Figure 3. Effect of hypoxia, etoposide and paclitaxel on HIF-1alpha abundance and HIF-1 activity.

HepG2, A549, MDA-MB231 and Hep3B cells were incubated 16 hours under normoxia (N, 21% O₂) or hypoxia (H, 1% O₂) (A-D) in the presence or not (CTL) of etoposide (ETO, 100 µM in Hep3B cells and 50 µM in the other cell types) or paclitaxel (TAX, 10 µM) in HepG2 cells (A, C, D). (A) HIF-1alpha was detected in total cell extracts by western blotting using a specific antibody. Alpha-tubulin was used as loading control. One experiment representative out of three. Uncropped western blots are presented in Figure S1. (B) Before incubation, cells were co-transfected with the pGL3-(PGK-HRE6)-tk-luc reporter plasmid encoding the firefly luciferase and the pCMVß normalisation plasmid. Results are expressed as mean of the ratio between firefly luciferase activity and ß-galactosidase activity ±1 SD (n = 3).

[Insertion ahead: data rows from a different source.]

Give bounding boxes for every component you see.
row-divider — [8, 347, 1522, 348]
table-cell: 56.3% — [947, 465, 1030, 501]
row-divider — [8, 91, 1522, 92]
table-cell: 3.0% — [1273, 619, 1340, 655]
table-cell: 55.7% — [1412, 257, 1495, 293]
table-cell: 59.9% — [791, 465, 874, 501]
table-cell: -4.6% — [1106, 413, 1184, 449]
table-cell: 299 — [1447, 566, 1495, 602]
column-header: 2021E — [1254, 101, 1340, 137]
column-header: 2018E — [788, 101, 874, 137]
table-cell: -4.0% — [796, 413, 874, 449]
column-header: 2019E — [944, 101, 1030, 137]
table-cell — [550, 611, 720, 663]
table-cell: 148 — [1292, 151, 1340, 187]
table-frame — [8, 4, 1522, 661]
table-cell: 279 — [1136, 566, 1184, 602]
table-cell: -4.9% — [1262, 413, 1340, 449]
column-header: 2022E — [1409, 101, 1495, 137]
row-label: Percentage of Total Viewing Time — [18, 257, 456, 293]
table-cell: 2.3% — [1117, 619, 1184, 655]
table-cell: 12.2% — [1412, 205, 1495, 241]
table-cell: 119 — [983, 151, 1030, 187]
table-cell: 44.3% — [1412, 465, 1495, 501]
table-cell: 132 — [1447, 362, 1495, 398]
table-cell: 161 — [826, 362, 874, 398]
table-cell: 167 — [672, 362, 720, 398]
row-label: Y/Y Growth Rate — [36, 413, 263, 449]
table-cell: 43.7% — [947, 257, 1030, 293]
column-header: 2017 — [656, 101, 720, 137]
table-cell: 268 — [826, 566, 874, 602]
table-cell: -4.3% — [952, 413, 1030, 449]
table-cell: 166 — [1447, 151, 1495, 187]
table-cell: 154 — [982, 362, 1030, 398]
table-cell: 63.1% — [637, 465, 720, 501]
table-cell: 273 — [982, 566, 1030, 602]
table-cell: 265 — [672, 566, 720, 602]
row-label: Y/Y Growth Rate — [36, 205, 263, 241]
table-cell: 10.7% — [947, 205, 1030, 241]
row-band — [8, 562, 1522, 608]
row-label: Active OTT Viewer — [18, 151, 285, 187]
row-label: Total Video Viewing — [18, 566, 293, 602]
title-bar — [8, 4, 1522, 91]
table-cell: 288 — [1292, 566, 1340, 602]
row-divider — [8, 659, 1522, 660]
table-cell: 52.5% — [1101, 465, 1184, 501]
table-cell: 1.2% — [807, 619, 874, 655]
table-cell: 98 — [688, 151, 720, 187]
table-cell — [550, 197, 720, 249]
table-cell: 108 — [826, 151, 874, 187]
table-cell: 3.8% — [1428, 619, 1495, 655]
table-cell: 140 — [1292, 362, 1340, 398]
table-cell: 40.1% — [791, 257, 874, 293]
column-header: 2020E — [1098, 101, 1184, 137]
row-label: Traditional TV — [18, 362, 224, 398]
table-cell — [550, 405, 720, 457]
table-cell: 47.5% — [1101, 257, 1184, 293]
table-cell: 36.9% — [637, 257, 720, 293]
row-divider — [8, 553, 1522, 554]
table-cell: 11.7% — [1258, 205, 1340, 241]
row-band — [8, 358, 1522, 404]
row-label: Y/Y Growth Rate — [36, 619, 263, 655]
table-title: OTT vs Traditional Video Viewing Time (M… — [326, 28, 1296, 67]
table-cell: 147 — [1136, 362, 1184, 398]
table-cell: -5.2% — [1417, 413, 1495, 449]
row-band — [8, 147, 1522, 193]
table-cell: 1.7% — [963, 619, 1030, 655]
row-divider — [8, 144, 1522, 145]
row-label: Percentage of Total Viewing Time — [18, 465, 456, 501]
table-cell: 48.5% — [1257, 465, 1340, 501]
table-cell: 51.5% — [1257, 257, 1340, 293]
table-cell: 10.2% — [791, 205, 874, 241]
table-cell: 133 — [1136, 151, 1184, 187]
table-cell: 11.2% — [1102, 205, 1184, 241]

Statistical analysis was carried out with ANOVA 1. ***: P<0.001. Symbols are a comparison between the normoxic and hypoxic conditions of the same cell type. (C, D) After incubation, total RNA was extracted, submitted to reverse transcription and then to amplification in the presence of SYBR Green and specific primers for BNIP3 (c) or LDHA (D). RPL13A was used as housekeeping gene for data normalization. Data are given in fold-induction as the mean ±1 SD (n  = 3). Statistical analysis was carried out with ANOVA 1. ns: non-significant; *: P<0.05; **: P<0.01; ***: P<0.001. Symbols above the hypoxic columns are a comparison with the corresponding normoxic condition (with the same drug).